Having been disappointed in his battle to obtain what was just an average fort that does not even figure on the list of historical monuments, Kusturica accused the Herzegovinians of “wanting to hang on to a symbol of the occupation” — a surprising remark when you consider that occupation has always been a part of life in this part of the world.

If we were to follow the great director’s logic to the letter, we would be eager to demolish the Kalemegdan Fortress in Belgrade, the Ćele kula in Niš [the Tower of Cranes built by the Ottomans in the aftermath of a Serbian uprising of 1804], Baščaršija [Sarajevo’s Ottoman bazaar] or the Austro-Hungarian brasserie in Sarajevo. Why we could even dismantle the Zagreb Cathedral!

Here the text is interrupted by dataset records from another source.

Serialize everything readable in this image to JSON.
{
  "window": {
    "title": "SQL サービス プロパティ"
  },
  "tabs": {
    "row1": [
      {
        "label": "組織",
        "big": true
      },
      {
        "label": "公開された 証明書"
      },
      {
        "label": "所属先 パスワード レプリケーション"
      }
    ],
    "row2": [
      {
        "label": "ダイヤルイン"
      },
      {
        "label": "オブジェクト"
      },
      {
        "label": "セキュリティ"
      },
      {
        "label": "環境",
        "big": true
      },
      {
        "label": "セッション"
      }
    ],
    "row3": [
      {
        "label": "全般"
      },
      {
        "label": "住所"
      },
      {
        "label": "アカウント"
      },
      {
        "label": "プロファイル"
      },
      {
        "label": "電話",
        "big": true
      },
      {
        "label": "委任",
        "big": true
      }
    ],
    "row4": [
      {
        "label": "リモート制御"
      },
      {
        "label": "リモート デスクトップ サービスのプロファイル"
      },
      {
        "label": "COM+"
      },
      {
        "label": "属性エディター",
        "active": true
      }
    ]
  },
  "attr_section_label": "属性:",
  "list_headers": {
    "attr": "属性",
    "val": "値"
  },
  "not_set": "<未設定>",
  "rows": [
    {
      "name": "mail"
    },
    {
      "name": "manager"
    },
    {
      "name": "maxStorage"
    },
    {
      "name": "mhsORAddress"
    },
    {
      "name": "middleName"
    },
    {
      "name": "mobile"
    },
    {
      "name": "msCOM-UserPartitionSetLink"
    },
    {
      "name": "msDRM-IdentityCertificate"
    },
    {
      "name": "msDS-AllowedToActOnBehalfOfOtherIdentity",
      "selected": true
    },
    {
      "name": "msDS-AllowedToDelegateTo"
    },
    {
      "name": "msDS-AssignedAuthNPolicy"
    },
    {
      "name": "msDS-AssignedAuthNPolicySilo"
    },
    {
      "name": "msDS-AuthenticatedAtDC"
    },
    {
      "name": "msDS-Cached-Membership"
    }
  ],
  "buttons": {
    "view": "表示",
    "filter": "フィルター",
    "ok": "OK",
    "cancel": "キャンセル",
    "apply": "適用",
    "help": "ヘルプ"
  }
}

All of this reminds of the former Yugoslavia’s “most illustrious urban planner” of the war years, the mayor of Trebinje, Božidar Vučurević, who, during the bombardment of Dubrovnik [in 1991] pledged to build “a Dubrovnik that would be even more beautiful and even older.” It appears that Kusturica is planning to construct “an Andrićgrad that will be even more beautiful and even older,” using stone from a fort that is 130 years old.

Bravo! Allow me to suggest that Kusturica, who is eager to ensure the multicultural quality of his new monument, should appropriate a few stones for Andrićgrad from Kalemegdan. After all, Andrić was fond of Belgrade, and Kalemegdan inspires memories of the both the Ottomans and the Austro-Hungarians.